The decision by a three-judge panel of the 9th Circuit is the second
major victory for the medical marijuana folks, the first being last
summer's decision by the U.S. Supreme Court not to hear appeals of a
ruling about physicians' licenses. In that case, a lower court
rejected the Justice Department's claim that the Controlled Substances
Act empowered the feds to revoke the licenses of doctors who
prescribed marijuana.

Given those decisions, the question of whether the states could enact
medical marijuana laws if they want is beginning to seem settled. The
courts are putting together a record of not allowing the feds to interfere.

But the tougher question has always been whether the states should
enact such laws. And a look into the swamp of employment practices and
regulations offers a different and far more cautionary picture.

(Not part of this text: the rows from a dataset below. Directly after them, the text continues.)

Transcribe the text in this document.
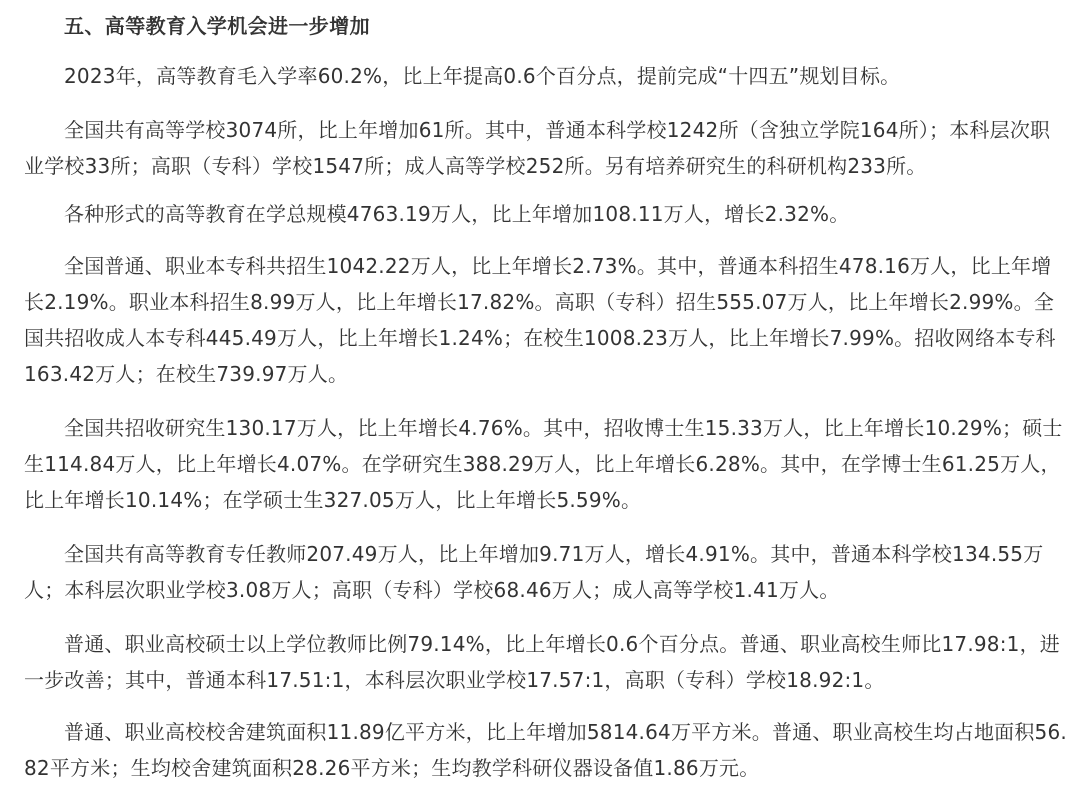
五、高等教育入学机会进一步增加

2023年，高等教育毛入学率60.2%，比上年提高0.6个百分点，提前完成“十四五”规划目标。

全国共有高等学校3074所，比上年增加61所。其中，普通本科学校1242所（含独立学院164所）；本科层次职业学校33所；高职（专科）学校1547所；成人高等学校252所。另有培养研究生的科研机构233所。

各种形式的高等教育在学总规模4763.19万人，比上年增加108.11万人，增长2.32%。

全国普通、职业本专科共招生1042.22万人，比上年增长2.73%。其中，普通本科招生478.16万人，比上年增长2.19%。职业本科招生8.99万人，比上年增长17.82%。高职（专科）招生555.07万人，比上年增长2.99%。全国共招收成人本专科445.49万人，比上年增长1.24%；在校生1008.23万人，比上年增长7.99%。招收网络本专科163.42万人；在校生739.97万人。

全国共招收研究生130.17万人，比上年增长4.76%。其中，招收博士生15.33万人，比上年增长10.29%；硕士生114.84万人，比上年增长4.07%。在学研究生388.29万人，比上年增长6.28%。其中，在学博士生61.25万人，比上年增长10.14%；在学硕士生327.05万人，比上年增长5.59%。

全国共有高等教育专任教师207.49万人，比上年增加9.71万人，增长4.91%。其中，普通本科学校134.55万人；本科层次职业学校3.08万人；高职（专科）学校68.46万人；成人高等学校1.41万人。

普通、职业高校硕士以上学位教师比例79.14%，比上年增长0.6个百分点。普通、职业高校生师比17.98:1，进一步改善；其中，普通本科17.51:1，本科层次职业学校17.57:1，高职（专科）学校18.92:1。

普通、职业高校校舍建筑面积11.89亿平方米，比上年增加5814.64万平方米。普通、职业高校生均占地面积56.82平方米；生均校舍建筑面积28.26平方米；生均教学科研仪器设备值1.86万元。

As Hunsberger's story said, Freightliner is appealing an arbitrator's
order to reinstate an employee it fired after he failed a drug test
given after a forklift mishap. The test found marijuana in the
employee's system, but the employee had a prescription for it. The
company didn't argue that the marijuana impaired the employee, only
that it was found in his system.

The arbitrator made the right decision, in our view, because it's hard
to see a link between the marijuana and the accident. But the company
has a couple of solid points on its side, too.

First, by not firing someone who tests positive for marijuana, the
company risks important business with the federal government if the
feds decide to make an issue of employee drug use.

Second, the state law voters approved in 1998 says businesses do not
have to make any special provisions for people who are medical users
of marijuana. It's hard to know what exactly that means, though.

Plenty of prescription drugs mix poorly with the workplace, and
companies ought to be within their rights to require employees not to
work while impaired. Often, employees and employers work these things
out informally, but, frankly, it's hard to see many medical marijuana
users discussing it with their employers, considering the repute in
which most employers hold marijuana.

As bad is it is, though, medical marijuana is the law in Oregon, and
it must be accommodated. Employers should have the right to protect
their employees and the public by insisting that employees be
unimpaired by drugs -- prescribed or not -- at work.

Employees, though, should be able to count on prescription marijuana
being treated the same as other prescriptions. They should also be
given the opportunity to argue that testing positive for prescribed
marijuana is not necessarily the same thing as being impaired by it.